Vestalia se lo presento y conversaron de cosas triviales, del tiempo, de las
cosechas, de la abundancia de frutos de aquella región. Él le comento que se
quedaría un tiempo en el pueblo aprovechando que eran sus vacaciones. Como su
amiga no los dejo solos ni un momento, Adelaida pensó si tendrían algún amorío.
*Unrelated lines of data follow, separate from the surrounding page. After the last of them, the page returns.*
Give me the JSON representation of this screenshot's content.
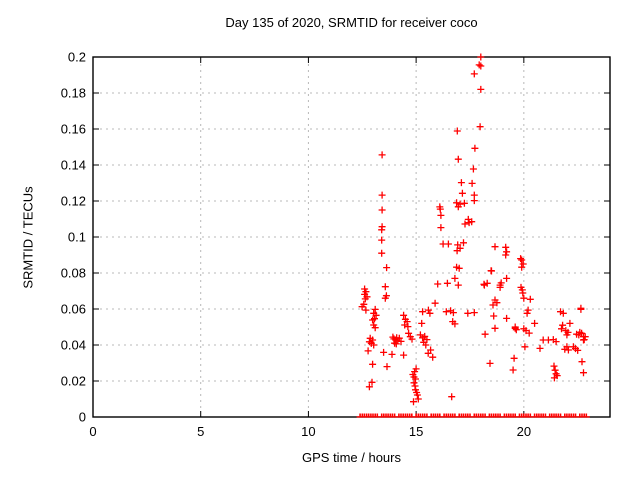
{
  "window": {
    "title": "Day 135 of 2020, SRMTID for receiver coco"
  },
  "chart_data": {
    "type": "scatter",
    "title": "Day 135 of 2020, SRMTID for receiver coco",
    "xlabel": "GPS time / hours",
    "ylabel": "SRMTID / TECUs",
    "xlim": [
      0,
      24
    ],
    "ylim": [
      0,
      0.2
    ],
    "xticks": [
      0,
      5,
      10,
      15,
      20
    ],
    "xtick_labels": [
      "0",
      "5",
      "10",
      "15",
      "20"
    ],
    "yticks": [
      0,
      0.02,
      0.04,
      0.06,
      0.08,
      0.1,
      0.12,
      0.14,
      0.16,
      0.18,
      0.2
    ],
    "ytick_labels": [
      "0",
      "0.02",
      "0.04",
      "0.06",
      "0.08",
      "0.1",
      "0.12",
      "0.14",
      "0.16",
      "0.18",
      "0.2"
    ],
    "grid": true,
    "legend_position": "none",
    "marker": "plus",
    "colors": {
      "marker": "#ff0000",
      "grid": "#b8b8b8",
      "axis": "#000000",
      "text": "#000000",
      "background": "#ffffff"
    },
    "series": [
      {
        "name": "SRMTID",
        "points": [
          [
            12.49,
            0.0613
          ],
          [
            12.57,
            0.0626
          ],
          [
            12.61,
            0.0711
          ],
          [
            12.61,
            0.0681
          ],
          [
            12.64,
            0.0656
          ],
          [
            12.67,
            0.0696
          ],
          [
            12.72,
            0.0668
          ],
          [
            12.67,
            0.0594
          ],
          [
            12.77,
            0.0367
          ],
          [
            12.83,
            0.0418
          ],
          [
            12.83,
            0.0168
          ],
          [
            12.87,
            0.0437
          ],
          [
            12.92,
            0.0409
          ],
          [
            12.95,
            0.0193
          ],
          [
            12.98,
            0.0539
          ],
          [
            12.98,
            0.0428
          ],
          [
            12.98,
            0.0293
          ],
          [
            13.03,
            0.0576
          ],
          [
            13.03,
            0.0511
          ],
          [
            13.03,
            0.04
          ],
          [
            13.07,
            0.0546
          ],
          [
            13.1,
            0.0598
          ],
          [
            13.1,
            0.0496
          ],
          [
            13.14,
            0.0565
          ],
          [
            13.42,
            0.1456
          ],
          [
            13.42,
            0.1233
          ],
          [
            13.42,
            0.115
          ],
          [
            13.42,
            0.1057
          ],
          [
            13.4,
            0.104
          ],
          [
            13.4,
            0.0983
          ],
          [
            13.4,
            0.091
          ],
          [
            13.49,
            0.0359
          ],
          [
            13.57,
            0.0724
          ],
          [
            13.57,
            0.066
          ],
          [
            13.62,
            0.0674
          ],
          [
            13.63,
            0.083
          ],
          [
            13.65,
            0.028
          ],
          [
            13.88,
            0.0348
          ],
          [
            13.92,
            0.0444
          ],
          [
            13.97,
            0.0434
          ],
          [
            14.0,
            0.041
          ],
          [
            14.05,
            0.0428
          ],
          [
            14.08,
            0.0406
          ],
          [
            14.1,
            0.044
          ],
          [
            14.15,
            0.0422
          ],
          [
            14.22,
            0.0438
          ],
          [
            14.3,
            0.042
          ],
          [
            14.42,
            0.0565
          ],
          [
            14.42,
            0.0344
          ],
          [
            14.47,
            0.0511
          ],
          [
            14.5,
            0.0543
          ],
          [
            14.58,
            0.053
          ],
          [
            14.62,
            0.0502
          ],
          [
            14.65,
            0.0465
          ],
          [
            14.73,
            0.0446
          ],
          [
            14.81,
            0.0433
          ],
          [
            14.85,
            0.0236
          ],
          [
            14.88,
            0.0085
          ],
          [
            14.9,
            0.0222
          ],
          [
            14.9,
            0.019
          ],
          [
            14.93,
            0.0252
          ],
          [
            14.95,
            0.0172
          ],
          [
            14.97,
            0.0211
          ],
          [
            14.97,
            0.0151
          ],
          [
            15.0,
            0.0267
          ],
          [
            15.02,
            0.0136
          ],
          [
            15.06,
            0.0122
          ],
          [
            15.1,
            0.01
          ],
          [
            15.2,
            0.0456
          ],
          [
            15.26,
            0.052
          ],
          [
            15.3,
            0.0585
          ],
          [
            15.3,
            0.044
          ],
          [
            15.35,
            0.0415
          ],
          [
            15.4,
            0.0448
          ],
          [
            15.45,
            0.04
          ],
          [
            15.5,
            0.043
          ],
          [
            15.56,
            0.0354
          ],
          [
            15.57,
            0.0594
          ],
          [
            15.64,
            0.0576
          ],
          [
            15.67,
            0.0372
          ],
          [
            15.77,
            0.0332
          ],
          [
            15.88,
            0.0632
          ],
          [
            16.0,
            0.0739
          ],
          [
            16.1,
            0.1167
          ],
          [
            16.12,
            0.1155
          ],
          [
            16.15,
            0.112
          ],
          [
            16.15,
            0.1052
          ],
          [
            16.25,
            0.0961
          ],
          [
            16.4,
            0.0585
          ],
          [
            16.45,
            0.0743
          ],
          [
            16.5,
            0.0961
          ],
          [
            16.6,
            0.059
          ],
          [
            16.65,
            0.0113
          ],
          [
            16.7,
            0.053
          ],
          [
            16.73,
            0.058
          ],
          [
            16.8,
            0.0517
          ],
          [
            16.8,
            0.077
          ],
          [
            16.88,
            0.119
          ],
          [
            16.88,
            0.0832
          ],
          [
            16.9,
            0.0924
          ],
          [
            16.91,
            0.1589
          ],
          [
            16.93,
            0.0956
          ],
          [
            16.96,
            0.1432
          ],
          [
            16.96,
            0.1168
          ],
          [
            16.96,
            0.0733
          ],
          [
            17.0,
            0.0826
          ],
          [
            17.04,
            0.1183
          ],
          [
            17.04,
            0.0937
          ],
          [
            17.1,
            0.1302
          ],
          [
            17.15,
            0.1243
          ],
          [
            17.2,
            0.0968
          ],
          [
            17.24,
            0.1187
          ],
          [
            17.27,
            0.1072
          ],
          [
            17.4,
            0.0576
          ],
          [
            17.42,
            0.1098
          ],
          [
            17.46,
            0.108
          ],
          [
            17.58,
            0.1085
          ],
          [
            17.6,
            0.1298
          ],
          [
            17.66,
            0.1378
          ],
          [
            17.7,
            0.1906
          ],
          [
            17.7,
            0.1233
          ],
          [
            17.7,
            0.1202
          ],
          [
            17.7,
            0.058
          ],
          [
            17.73,
            0.1493
          ],
          [
            17.93,
            0.1956
          ],
          [
            17.97,
            0.1613
          ],
          [
            18.0,
            0.2
          ],
          [
            18.0,
            0.195
          ],
          [
            18.0,
            0.182
          ],
          [
            18.15,
            0.0737
          ],
          [
            18.17,
            0.0733
          ],
          [
            18.2,
            0.046
          ],
          [
            18.3,
            0.0743
          ],
          [
            18.43,
            0.0298
          ],
          [
            18.48,
            0.0813
          ],
          [
            18.5,
            0.0811
          ],
          [
            18.57,
            0.0622
          ],
          [
            18.6,
            0.0561
          ],
          [
            18.66,
            0.0946
          ],
          [
            18.66,
            0.065
          ],
          [
            18.66,
            0.0493
          ],
          [
            18.75,
            0.0635
          ],
          [
            18.9,
            0.0733
          ],
          [
            18.9,
            0.072
          ],
          [
            18.95,
            0.0745
          ],
          [
            19.16,
            0.0943
          ],
          [
            19.16,
            0.09
          ],
          [
            19.2,
            0.0918
          ],
          [
            19.2,
            0.077
          ],
          [
            19.2,
            0.0548
          ],
          [
            19.5,
            0.0261
          ],
          [
            19.55,
            0.0326
          ],
          [
            19.6,
            0.05
          ],
          [
            19.6,
            0.0493
          ],
          [
            19.65,
            0.0485
          ],
          [
            19.87,
            0.072
          ],
          [
            19.85,
            0.088
          ],
          [
            19.9,
            0.0872
          ],
          [
            19.9,
            0.0832
          ],
          [
            19.93,
            0.0706
          ],
          [
            19.95,
            0.0689
          ],
          [
            19.97,
            0.085
          ],
          [
            20.0,
            0.066
          ],
          [
            20.0,
            0.049
          ],
          [
            20.05,
            0.039
          ],
          [
            20.1,
            0.048
          ],
          [
            20.15,
            0.0576
          ],
          [
            20.2,
            0.0594
          ],
          [
            20.25,
            0.0466
          ],
          [
            20.3,
            0.0654
          ],
          [
            20.5,
            0.052
          ],
          [
            20.75,
            0.0381
          ],
          [
            20.9,
            0.0428
          ],
          [
            21.14,
            0.0428
          ],
          [
            21.37,
            0.043
          ],
          [
            21.4,
            0.0283
          ],
          [
            21.42,
            0.0217
          ],
          [
            21.45,
            0.026
          ],
          [
            21.5,
            0.0419
          ],
          [
            21.5,
            0.024
          ],
          [
            21.55,
            0.023
          ],
          [
            21.7,
            0.0585
          ],
          [
            21.75,
            0.049
          ],
          [
            21.8,
            0.051
          ],
          [
            21.83,
            0.0576
          ],
          [
            21.9,
            0.0376
          ],
          [
            21.95,
            0.048
          ],
          [
            22.0,
            0.0456
          ],
          [
            22.0,
            0.039
          ],
          [
            22.05,
            0.047
          ],
          [
            22.07,
            0.0372
          ],
          [
            22.14,
            0.052
          ],
          [
            22.3,
            0.039
          ],
          [
            22.4,
            0.038
          ],
          [
            22.45,
            0.046
          ],
          [
            22.5,
            0.037
          ],
          [
            22.55,
            0.0456
          ],
          [
            22.6,
            0.047
          ],
          [
            22.65,
            0.0604
          ],
          [
            22.65,
            0.0598
          ],
          [
            22.68,
            0.0465
          ],
          [
            22.7,
            0.0307
          ],
          [
            22.77,
            0.0446
          ],
          [
            22.77,
            0.0428
          ],
          [
            22.77,
            0.0246
          ],
          [
            22.8,
            0.043
          ],
          [
            22.85,
            0.0446
          ]
        ],
        "zero_band_y": 0,
        "zero_band_x": [
          12.4,
          12.5,
          12.6,
          12.7,
          12.8,
          12.9,
          13.0,
          13.1,
          13.2,
          13.4,
          13.5,
          13.6,
          13.7,
          13.8,
          13.9,
          14.0,
          14.2,
          14.3,
          14.4,
          14.5,
          14.6,
          14.7,
          14.8,
          15.0,
          15.1,
          15.2,
          15.3,
          15.4,
          15.5,
          15.7,
          15.8,
          15.9,
          16.0,
          16.1,
          16.3,
          16.4,
          16.5,
          16.6,
          16.7,
          16.8,
          17.0,
          17.1,
          17.2,
          17.3,
          17.4,
          17.5,
          17.7,
          17.8,
          17.9,
          18.0,
          18.1,
          18.2,
          18.4,
          18.5,
          18.6,
          18.7,
          18.8,
          18.9,
          19.1,
          19.2,
          19.3,
          19.4,
          19.5,
          19.6,
          19.8,
          19.9,
          20.0,
          20.1,
          20.2,
          20.3,
          20.5,
          20.6,
          20.7,
          20.8,
          20.9,
          21.0,
          21.2,
          21.3,
          21.4,
          21.5,
          21.6,
          21.7,
          21.9,
          22.0,
          22.1,
          22.2,
          22.3,
          22.4,
          22.6,
          22.7,
          22.8,
          22.9
        ]
      }
    ]
  }
}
La ocasión perfecta para conocer mejor a Mauricio y quizás para que se fijara
en ella, se presentó cuando consiguió un sobre encima de su cama. Lo había
dejado allí Doña Beatriz y era la invitación para el cumpleaños de Doña Elba,
la madre de Vestalia, acontecimiento que se celebraría el domingo con un almuerzo en su hacienda
Blancaflor. El ansiado día llego, sin sospechar Adelaida, que las ilusiones y
proyectos internalizados por ella, noviazgo, matrimonio se desmoronaría como
castillo de naipes, y es que ella de personalidad soñadora y romántica nunca
pensó que la realidad seria otra muy
diferente. Antes del almuerzo, y a medida que llegaban los invitados, Doña Elba
presentaba a su sobrino, como un joven muy educado y estudioso. Cuando alguien
preguntó que estudiaba, la señora contesto muy orgullosa —¡Mauricio tiene dos
años en el seminario y por fin habrá un sacerdote en la familia!